- Born: 18 August 1940 (age 85) Chiang Mai, Thailand
- Scientific career
- Fields: Orthopedics
- Institutions: Siriraj Hospital

= Yongyudh Vajaradul =

Thai scientist

Professor Yongyudh Vajaradul (ยงยุทธ วัชรดุลย์, ; born 18 August 1940, Chiang Mai, Thailand) is a pioneer in the field of tissue banking and the use of bone allografts in orthopedic surgery, and serves as chairman of the World Buddhist Scout Brotherhood.

==Career==
Yongyudh established the Bangkok Biomaterial Center at Siriraj Hospital in 1984, and Thailand became the tissue banking leader of the region.

The Pan-Asiatic Tissue Banking Association was first proposed in 1985 during the Western Pacific Orthopaedic Association Congress in Bangkok, Thailand by Yongyudh, Alain Patel of France, and Norberto Agcaoili of the Philippines, with its Secretariat at Bangkok Biomaterial Center. In October 1988, during the Third International Conference on Locomotor Tissue Bank in Bangkok, the new association was born and renamed Asia-Pacific Association of Surgical Tissue Banking (APASTB). The founding members included Yongyudh, who became its first president in 1988.

Yongyudh is a member of the National Scout Executive Board and the National Scout Council of the National Scout Organization of Thailand, as well as a member of the Asia Pacific Regional Scout Committee.

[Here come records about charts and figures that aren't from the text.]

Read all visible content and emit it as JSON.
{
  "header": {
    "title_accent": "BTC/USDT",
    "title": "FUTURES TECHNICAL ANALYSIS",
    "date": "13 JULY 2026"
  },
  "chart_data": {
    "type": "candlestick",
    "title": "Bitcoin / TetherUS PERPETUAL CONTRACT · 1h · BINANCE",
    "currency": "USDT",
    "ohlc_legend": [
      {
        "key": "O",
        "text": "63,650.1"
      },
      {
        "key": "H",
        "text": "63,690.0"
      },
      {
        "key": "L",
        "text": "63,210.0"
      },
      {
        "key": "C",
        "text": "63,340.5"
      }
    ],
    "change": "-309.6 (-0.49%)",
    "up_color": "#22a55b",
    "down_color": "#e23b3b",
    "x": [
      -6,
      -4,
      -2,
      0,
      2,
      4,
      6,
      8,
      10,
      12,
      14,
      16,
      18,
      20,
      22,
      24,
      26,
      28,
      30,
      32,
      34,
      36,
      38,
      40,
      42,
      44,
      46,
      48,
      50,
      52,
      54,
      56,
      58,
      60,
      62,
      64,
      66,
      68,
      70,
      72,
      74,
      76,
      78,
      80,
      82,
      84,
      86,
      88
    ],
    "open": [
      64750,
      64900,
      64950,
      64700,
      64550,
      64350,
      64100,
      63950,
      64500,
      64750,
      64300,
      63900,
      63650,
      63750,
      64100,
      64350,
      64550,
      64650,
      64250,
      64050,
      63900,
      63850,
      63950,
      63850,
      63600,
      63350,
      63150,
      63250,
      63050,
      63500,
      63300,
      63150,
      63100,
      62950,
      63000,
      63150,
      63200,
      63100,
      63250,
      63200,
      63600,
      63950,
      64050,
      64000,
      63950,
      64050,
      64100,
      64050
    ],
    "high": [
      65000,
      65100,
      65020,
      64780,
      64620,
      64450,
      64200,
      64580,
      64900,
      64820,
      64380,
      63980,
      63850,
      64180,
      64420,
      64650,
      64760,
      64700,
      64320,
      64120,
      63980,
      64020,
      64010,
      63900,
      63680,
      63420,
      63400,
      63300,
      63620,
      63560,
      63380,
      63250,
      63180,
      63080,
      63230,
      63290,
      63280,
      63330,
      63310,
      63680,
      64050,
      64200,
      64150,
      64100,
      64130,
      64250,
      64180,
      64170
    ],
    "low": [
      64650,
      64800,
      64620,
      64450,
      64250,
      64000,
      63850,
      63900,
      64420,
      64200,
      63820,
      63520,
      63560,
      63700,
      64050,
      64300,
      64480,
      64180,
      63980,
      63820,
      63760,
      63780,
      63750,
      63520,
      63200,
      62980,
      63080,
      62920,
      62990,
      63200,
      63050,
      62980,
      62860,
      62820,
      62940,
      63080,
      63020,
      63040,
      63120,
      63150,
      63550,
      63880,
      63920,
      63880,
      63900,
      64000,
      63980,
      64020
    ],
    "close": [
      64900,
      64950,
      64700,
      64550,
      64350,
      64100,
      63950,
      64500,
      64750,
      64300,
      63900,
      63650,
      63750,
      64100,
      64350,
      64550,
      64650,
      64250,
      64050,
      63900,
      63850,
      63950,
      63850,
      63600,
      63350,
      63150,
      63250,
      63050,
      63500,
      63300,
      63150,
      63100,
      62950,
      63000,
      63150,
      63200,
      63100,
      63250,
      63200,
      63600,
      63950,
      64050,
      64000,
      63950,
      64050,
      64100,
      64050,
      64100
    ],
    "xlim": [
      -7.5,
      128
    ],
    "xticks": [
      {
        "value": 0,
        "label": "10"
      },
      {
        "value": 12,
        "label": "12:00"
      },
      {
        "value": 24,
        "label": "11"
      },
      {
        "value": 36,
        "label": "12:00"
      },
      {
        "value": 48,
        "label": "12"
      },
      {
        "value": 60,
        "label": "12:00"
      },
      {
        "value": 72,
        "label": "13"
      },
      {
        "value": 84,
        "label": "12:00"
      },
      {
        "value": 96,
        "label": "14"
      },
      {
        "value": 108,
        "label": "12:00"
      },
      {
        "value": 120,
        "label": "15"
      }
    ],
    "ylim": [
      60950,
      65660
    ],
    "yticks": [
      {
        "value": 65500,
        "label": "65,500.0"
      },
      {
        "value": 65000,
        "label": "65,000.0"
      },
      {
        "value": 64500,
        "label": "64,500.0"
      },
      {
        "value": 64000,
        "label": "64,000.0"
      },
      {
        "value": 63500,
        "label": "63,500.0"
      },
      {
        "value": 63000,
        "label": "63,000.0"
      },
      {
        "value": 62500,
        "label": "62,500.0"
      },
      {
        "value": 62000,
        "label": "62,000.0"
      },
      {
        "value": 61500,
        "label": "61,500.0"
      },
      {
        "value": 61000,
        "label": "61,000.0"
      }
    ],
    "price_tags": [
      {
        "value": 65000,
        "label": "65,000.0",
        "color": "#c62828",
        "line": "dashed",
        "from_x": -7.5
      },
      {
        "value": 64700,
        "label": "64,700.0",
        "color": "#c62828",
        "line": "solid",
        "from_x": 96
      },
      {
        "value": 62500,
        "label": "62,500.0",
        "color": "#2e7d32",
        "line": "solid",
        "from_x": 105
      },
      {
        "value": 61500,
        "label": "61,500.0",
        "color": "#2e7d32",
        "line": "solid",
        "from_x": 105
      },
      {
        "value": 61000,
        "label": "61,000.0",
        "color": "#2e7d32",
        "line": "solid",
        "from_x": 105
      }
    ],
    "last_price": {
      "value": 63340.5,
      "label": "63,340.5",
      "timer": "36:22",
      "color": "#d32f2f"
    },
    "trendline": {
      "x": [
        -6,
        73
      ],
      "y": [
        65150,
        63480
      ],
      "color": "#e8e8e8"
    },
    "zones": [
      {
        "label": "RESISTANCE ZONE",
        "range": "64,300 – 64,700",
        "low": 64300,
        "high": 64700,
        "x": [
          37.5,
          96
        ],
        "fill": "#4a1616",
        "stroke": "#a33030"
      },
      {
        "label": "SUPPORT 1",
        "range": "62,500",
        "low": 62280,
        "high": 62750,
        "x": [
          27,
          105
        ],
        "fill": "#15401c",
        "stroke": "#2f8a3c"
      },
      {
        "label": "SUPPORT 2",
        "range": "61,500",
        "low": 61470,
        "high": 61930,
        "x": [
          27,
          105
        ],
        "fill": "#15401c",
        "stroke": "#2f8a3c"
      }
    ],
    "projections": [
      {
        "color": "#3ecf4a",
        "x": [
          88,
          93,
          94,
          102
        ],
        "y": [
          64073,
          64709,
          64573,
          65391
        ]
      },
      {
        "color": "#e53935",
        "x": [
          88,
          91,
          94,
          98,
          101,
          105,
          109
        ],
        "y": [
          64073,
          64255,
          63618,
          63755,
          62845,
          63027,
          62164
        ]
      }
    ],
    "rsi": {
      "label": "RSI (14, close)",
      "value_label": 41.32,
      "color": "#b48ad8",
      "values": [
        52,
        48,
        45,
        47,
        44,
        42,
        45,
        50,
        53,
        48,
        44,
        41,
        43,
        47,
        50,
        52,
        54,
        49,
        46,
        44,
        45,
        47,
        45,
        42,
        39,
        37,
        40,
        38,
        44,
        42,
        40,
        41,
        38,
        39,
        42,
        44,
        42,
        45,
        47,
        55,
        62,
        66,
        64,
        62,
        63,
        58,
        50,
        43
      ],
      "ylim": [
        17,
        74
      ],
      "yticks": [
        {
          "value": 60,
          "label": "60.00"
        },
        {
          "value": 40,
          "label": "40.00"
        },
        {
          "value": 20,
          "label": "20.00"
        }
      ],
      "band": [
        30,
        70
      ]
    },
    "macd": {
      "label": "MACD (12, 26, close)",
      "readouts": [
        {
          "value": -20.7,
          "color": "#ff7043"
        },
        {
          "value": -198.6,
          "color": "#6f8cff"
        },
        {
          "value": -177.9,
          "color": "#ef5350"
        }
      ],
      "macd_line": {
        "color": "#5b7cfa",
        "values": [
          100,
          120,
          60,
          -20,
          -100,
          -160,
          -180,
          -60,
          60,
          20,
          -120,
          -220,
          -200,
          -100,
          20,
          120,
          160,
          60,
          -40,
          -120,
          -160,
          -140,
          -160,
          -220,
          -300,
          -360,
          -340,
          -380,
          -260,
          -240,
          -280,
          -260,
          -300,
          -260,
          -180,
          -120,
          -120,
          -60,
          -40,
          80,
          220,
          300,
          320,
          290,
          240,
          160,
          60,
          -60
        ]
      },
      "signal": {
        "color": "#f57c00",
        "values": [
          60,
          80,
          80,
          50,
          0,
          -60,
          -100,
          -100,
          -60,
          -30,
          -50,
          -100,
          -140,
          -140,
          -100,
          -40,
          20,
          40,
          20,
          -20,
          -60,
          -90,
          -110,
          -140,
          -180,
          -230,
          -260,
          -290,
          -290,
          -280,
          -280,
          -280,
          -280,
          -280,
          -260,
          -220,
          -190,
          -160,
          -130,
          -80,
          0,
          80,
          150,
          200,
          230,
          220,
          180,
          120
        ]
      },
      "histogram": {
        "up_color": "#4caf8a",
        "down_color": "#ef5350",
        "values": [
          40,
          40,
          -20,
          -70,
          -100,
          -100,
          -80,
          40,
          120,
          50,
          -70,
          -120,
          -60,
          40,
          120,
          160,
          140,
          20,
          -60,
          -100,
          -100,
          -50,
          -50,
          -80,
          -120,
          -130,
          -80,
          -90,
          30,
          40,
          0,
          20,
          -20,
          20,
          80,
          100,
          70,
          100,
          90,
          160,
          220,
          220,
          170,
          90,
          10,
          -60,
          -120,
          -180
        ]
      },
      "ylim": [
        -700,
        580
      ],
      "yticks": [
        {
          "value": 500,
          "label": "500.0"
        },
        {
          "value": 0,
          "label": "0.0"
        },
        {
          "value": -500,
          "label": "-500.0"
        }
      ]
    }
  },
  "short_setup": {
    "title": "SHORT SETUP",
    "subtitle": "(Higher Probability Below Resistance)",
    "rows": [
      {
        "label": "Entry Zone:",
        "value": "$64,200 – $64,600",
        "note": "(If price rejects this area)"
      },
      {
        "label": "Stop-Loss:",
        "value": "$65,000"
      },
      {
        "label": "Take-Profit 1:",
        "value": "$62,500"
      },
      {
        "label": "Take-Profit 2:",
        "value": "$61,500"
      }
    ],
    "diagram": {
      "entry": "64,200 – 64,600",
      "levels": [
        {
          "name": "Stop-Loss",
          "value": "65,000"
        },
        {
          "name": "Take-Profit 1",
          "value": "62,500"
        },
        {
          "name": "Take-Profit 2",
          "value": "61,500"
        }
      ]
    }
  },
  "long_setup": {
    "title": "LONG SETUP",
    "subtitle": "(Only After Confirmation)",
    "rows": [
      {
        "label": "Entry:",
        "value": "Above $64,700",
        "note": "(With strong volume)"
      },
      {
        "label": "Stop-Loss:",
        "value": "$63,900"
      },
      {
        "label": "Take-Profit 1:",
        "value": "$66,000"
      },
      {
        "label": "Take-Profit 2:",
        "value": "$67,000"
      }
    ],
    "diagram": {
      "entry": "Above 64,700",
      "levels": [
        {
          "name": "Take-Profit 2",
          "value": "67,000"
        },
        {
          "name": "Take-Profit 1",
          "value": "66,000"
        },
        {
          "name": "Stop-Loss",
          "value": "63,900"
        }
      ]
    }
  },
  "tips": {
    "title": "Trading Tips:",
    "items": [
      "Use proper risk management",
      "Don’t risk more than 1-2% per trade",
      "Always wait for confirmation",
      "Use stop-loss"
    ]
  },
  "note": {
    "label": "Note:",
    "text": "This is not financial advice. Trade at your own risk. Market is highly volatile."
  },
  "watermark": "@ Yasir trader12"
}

Yongyudh was the Charter President of the Rotary Club of Bangkok-Banglamphu District 3350, Rotary International, in 1998. Yongyudh is a chairman of Interdisciplinary network of the Royal Institute of Thailand.

== Honours ==

=== Decorations ===
- 1957 - 25th Buddhist Century Celebration Medal
- 1987 - Boy Scout Citation Medal of Vajira (First Class)
- 1992 - Member of the Order of Symbolic Propitiousness Ramkeerati
- 1993 - Chakrabarti Mala Medal
- 1995 - Freemen Safeguarding Medal (Second Class, Second Category)
- 1996 - Knight Grand Cordon (Special Class) of the Most Noble Order of the Crown of Thailand
- 1999 - Boy Scout Commendation Medal (Third Class)
- 2001 - Knight Grand Cordon (Special Class) of the Most Exalted Order of the White Elephant
- 2006 - Dushdi Mala Medal - Civilian, arts and sciences

=== Foreign Honour ===
- 1978 - Fellow of the Royal Institute of Thailand
- 1989 - Officier of the Ordre des Palmes Académiques
- 1999 - Officier of the Ordre national du Mérite
- 1999 - Silver Tiger (first Class) (Bangladesh)
- 1999 - Yongyudh was awarded an honorary membership of the European Association of Tissue Banks (EATB) at the Second World Congress and Eighth EATB Annual Meeting, October 7–10, 1999, in Warsaw, Poland.